As one opening batsman from Essex took a significant step towards international rehabilitation yesterday, he paid handsome tribute to one of his most illustrious predecessors. Alastair Cook made his 10th Test hundred for England and he made it clear that he might not have done so without the guidance of Graham Gooch, a player who scored twice as many.
Cook had gone eight innings for England without a fifty and his game, if not going backwards, was standing still. At the end of the last English season following a disappointing Ashes series he and Gooch decided to rebuild his batting method.
"We had three sessions of an hour and a half each week," said Cook. "He worked as hard as me at changing my technique and we worked on trigger movement, backlift and alignment. There was quite a chance to experiment at the end of the summer but it is not the finished article yet, there's a long way to go."
Nobody can have been more pleased than Cook when his mentor arrived in South Africa at the start of this series. It gave them an opportunity to supplement the groundwork they had already done.
For the first hour of self-denial yesterday, Cook must have wondered whether to ditch the new method and go back to the old style as South Africa continually deprived him of scoring opportunities.

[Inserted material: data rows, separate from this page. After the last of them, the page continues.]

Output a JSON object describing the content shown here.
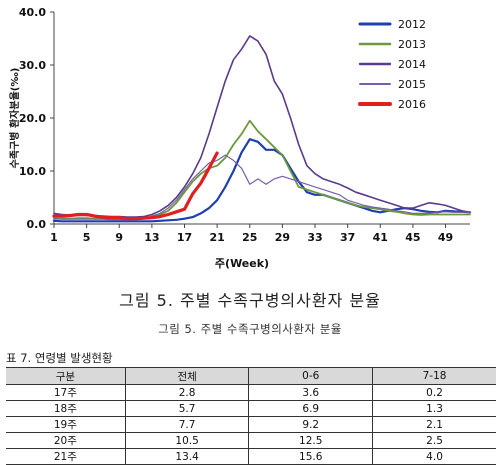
{
  "chart_data": {
    "type": "line",
    "ylabel": "수족구병 환자분율(‰)",
    "xlabel": "주(Week)",
    "ylim": [
      0,
      40
    ],
    "yticks": [
      "0.0",
      "10.0",
      "20.0",
      "30.0",
      "40.0"
    ],
    "xlim": [
      1,
      52
    ],
    "xticks": [
      "1",
      "5",
      "9",
      "13",
      "17",
      "21",
      "25",
      "29",
      "33",
      "37",
      "41",
      "45",
      "49"
    ],
    "legend_position": "top-right",
    "series": [
      {
        "name": "2012",
        "color": "#1f3fb0",
        "width": 2.2,
        "x": [
          1,
          2,
          3,
          4,
          5,
          6,
          7,
          8,
          9,
          10,
          11,
          12,
          13,
          14,
          15,
          16,
          17,
          18,
          19,
          20,
          21,
          22,
          23,
          24,
          25,
          26,
          27,
          28,
          29,
          30,
          31,
          32,
          33,
          34,
          35,
          36,
          37,
          38,
          39,
          40,
          41,
          42,
          43,
          44,
          45,
          46,
          47,
          48,
          49,
          50,
          51,
          52
        ],
        "y": [
          0.6,
          0.5,
          0.5,
          0.5,
          0.5,
          0.5,
          0.5,
          0.5,
          0.5,
          0.5,
          0.5,
          0.5,
          0.5,
          0.6,
          0.7,
          0.8,
          1.0,
          1.3,
          2.0,
          3.0,
          4.5,
          7.0,
          10.0,
          13.5,
          16.0,
          15.5,
          14.0,
          14.0,
          13.0,
          10.5,
          8.0,
          6.0,
          5.5,
          5.5,
          5.0,
          4.5,
          4.0,
          3.5,
          3.0,
          2.5,
          2.2,
          2.5,
          2.8,
          3.0,
          2.8,
          2.5,
          2.3,
          2.2,
          2.5,
          2.4,
          2.3,
          2.2
        ]
      },
      {
        "name": "2013",
        "color": "#6b9a3a",
        "width": 1.8,
        "x": [
          1,
          2,
          3,
          4,
          5,
          6,
          7,
          8,
          9,
          10,
          11,
          12,
          13,
          14,
          15,
          16,
          17,
          18,
          19,
          20,
          21,
          22,
          23,
          24,
          25,
          26,
          27,
          28,
          29,
          30,
          31,
          32,
          33,
          34,
          35,
          36,
          37,
          38,
          39,
          40,
          41,
          42,
          43,
          44,
          45,
          46,
          47,
          48,
          49,
          50,
          51,
          52
        ],
        "y": [
          1.0,
          1.0,
          1.0,
          1.1,
          1.1,
          1.0,
          1.0,
          1.0,
          1.0,
          0.9,
          0.9,
          1.0,
          1.3,
          1.8,
          2.5,
          4.0,
          6.0,
          8.0,
          9.5,
          10.5,
          11.0,
          12.5,
          15.0,
          17.0,
          19.5,
          17.5,
          16.0,
          14.5,
          13.0,
          10.0,
          7.0,
          6.5,
          6.0,
          5.5,
          5.0,
          4.5,
          4.0,
          3.5,
          3.2,
          3.0,
          2.8,
          2.5,
          2.3,
          2.0,
          1.8,
          1.7,
          1.8,
          1.8,
          1.8,
          1.8,
          1.8,
          1.8
        ]
      },
      {
        "name": "2014",
        "color": "#5b3a8c",
        "width": 1.6,
        "x": [
          1,
          2,
          3,
          4,
          5,
          6,
          7,
          8,
          9,
          10,
          11,
          12,
          13,
          14,
          15,
          16,
          17,
          18,
          19,
          20,
          21,
          22,
          23,
          24,
          25,
          26,
          27,
          28,
          29,
          30,
          31,
          32,
          33,
          34,
          35,
          36,
          37,
          38,
          39,
          40,
          41,
          42,
          43,
          44,
          45,
          46,
          47,
          48,
          49,
          50,
          51,
          52
        ],
        "y": [
          2.0,
          1.8,
          1.7,
          1.6,
          1.6,
          1.5,
          1.5,
          1.4,
          1.4,
          1.3,
          1.3,
          1.4,
          1.8,
          2.5,
          3.5,
          5.0,
          7.0,
          9.5,
          12.5,
          17.0,
          22.0,
          27.0,
          31.0,
          33.0,
          35.5,
          34.5,
          32.0,
          27.0,
          24.5,
          20.0,
          15.0,
          11.0,
          9.5,
          8.5,
          8.0,
          7.5,
          6.8,
          6.0,
          5.5,
          5.0,
          4.5,
          4.0,
          3.5,
          3.0,
          3.0,
          3.5,
          4.0,
          3.8,
          3.5,
          3.0,
          2.5,
          2.2
        ]
      },
      {
        "name": "2015",
        "color": "#7a5fa8",
        "width": 1.2,
        "x": [
          1,
          2,
          3,
          4,
          5,
          6,
          7,
          8,
          9,
          10,
          11,
          12,
          13,
          14,
          15,
          16,
          17,
          18,
          19,
          20,
          21,
          22,
          23,
          24,
          25,
          26,
          27,
          28,
          29,
          30,
          31,
          32,
          33,
          34,
          35,
          36,
          37,
          38,
          39,
          40,
          41,
          42,
          43,
          44,
          45,
          46,
          47,
          48,
          49,
          50,
          51,
          52
        ],
        "y": [
          1.0,
          0.9,
          0.9,
          0.9,
          0.9,
          0.9,
          0.9,
          0.8,
          0.8,
          0.8,
          0.9,
          1.0,
          1.5,
          2.0,
          3.0,
          4.5,
          6.5,
          8.5,
          10.0,
          11.5,
          12.0,
          13.0,
          12.0,
          10.5,
          7.5,
          8.5,
          7.5,
          8.5,
          9.0,
          8.5,
          8.0,
          7.5,
          7.0,
          6.5,
          6.0,
          5.5,
          4.5,
          4.0,
          3.5,
          3.2,
          3.0,
          2.8,
          2.5,
          2.3,
          2.0,
          2.0,
          2.0,
          2.2,
          2.3,
          2.2,
          2.2,
          2.2
        ]
      },
      {
        "name": "2016",
        "color": "#e02020",
        "width": 3.2,
        "x": [
          1,
          2,
          3,
          4,
          5,
          6,
          7,
          8,
          9,
          10,
          11,
          12,
          13,
          14,
          15,
          16,
          17,
          18,
          19,
          20,
          21
        ],
        "y": [
          1.5,
          1.5,
          1.6,
          1.8,
          1.8,
          1.5,
          1.3,
          1.2,
          1.2,
          1.0,
          1.0,
          1.1,
          1.2,
          1.4,
          1.8,
          2.3,
          2.8,
          5.7,
          7.7,
          10.5,
          13.4
        ]
      }
    ]
  },
  "captions": {
    "figure_large": "그림 5. 주별 수족구병의사환자 분율",
    "figure_small": "그림 5. 주별 수족구병의사환자 분율"
  },
  "table": {
    "title": "표 7. 연령별 발생현황",
    "headers": [
      "구분",
      "전체",
      "0-6",
      "7-18"
    ],
    "rows": [
      [
        "17주",
        "2.8",
        "3.6",
        "0.2"
      ],
      [
        "18주",
        "5.7",
        "6.9",
        "1.3"
      ],
      [
        "19주",
        "7.7",
        "9.2",
        "2.1"
      ],
      [
        "20주",
        "10.5",
        "12.5",
        "2.5"
      ],
      [
        "21주",
        "13.4",
        "15.6",
        "4.0"
      ]
    ]
  }
}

He refused to co-operate and alternatively, it seemed, left and defended. If Cook was under pressure for his place – and the selectors must have been beginning to consider potential replacements – he did not admit to it.
"It's not so much that I've been feeling pressure, more that the side has been playing well and I haven't been contributing," he said. The combination goes hand in glove, of course.
Cook batted for nearly seven hours for his 118, a model of concentration and determination to play to his strengths. It was, he said, right up there with any of his previous nine hundreds, four of which have been against the West Indies.
Mickey Arthur, South Africa's coach, said: "He batted really well and he deserve his hundred. Our bowlers did much better than they had at the top of England's innings. We always talk about investment sessions and we had that after tea. I'll be very happy if we can restrict England to a lead of between 120 and 150." Anything more and South Africa will be in bigger trouble.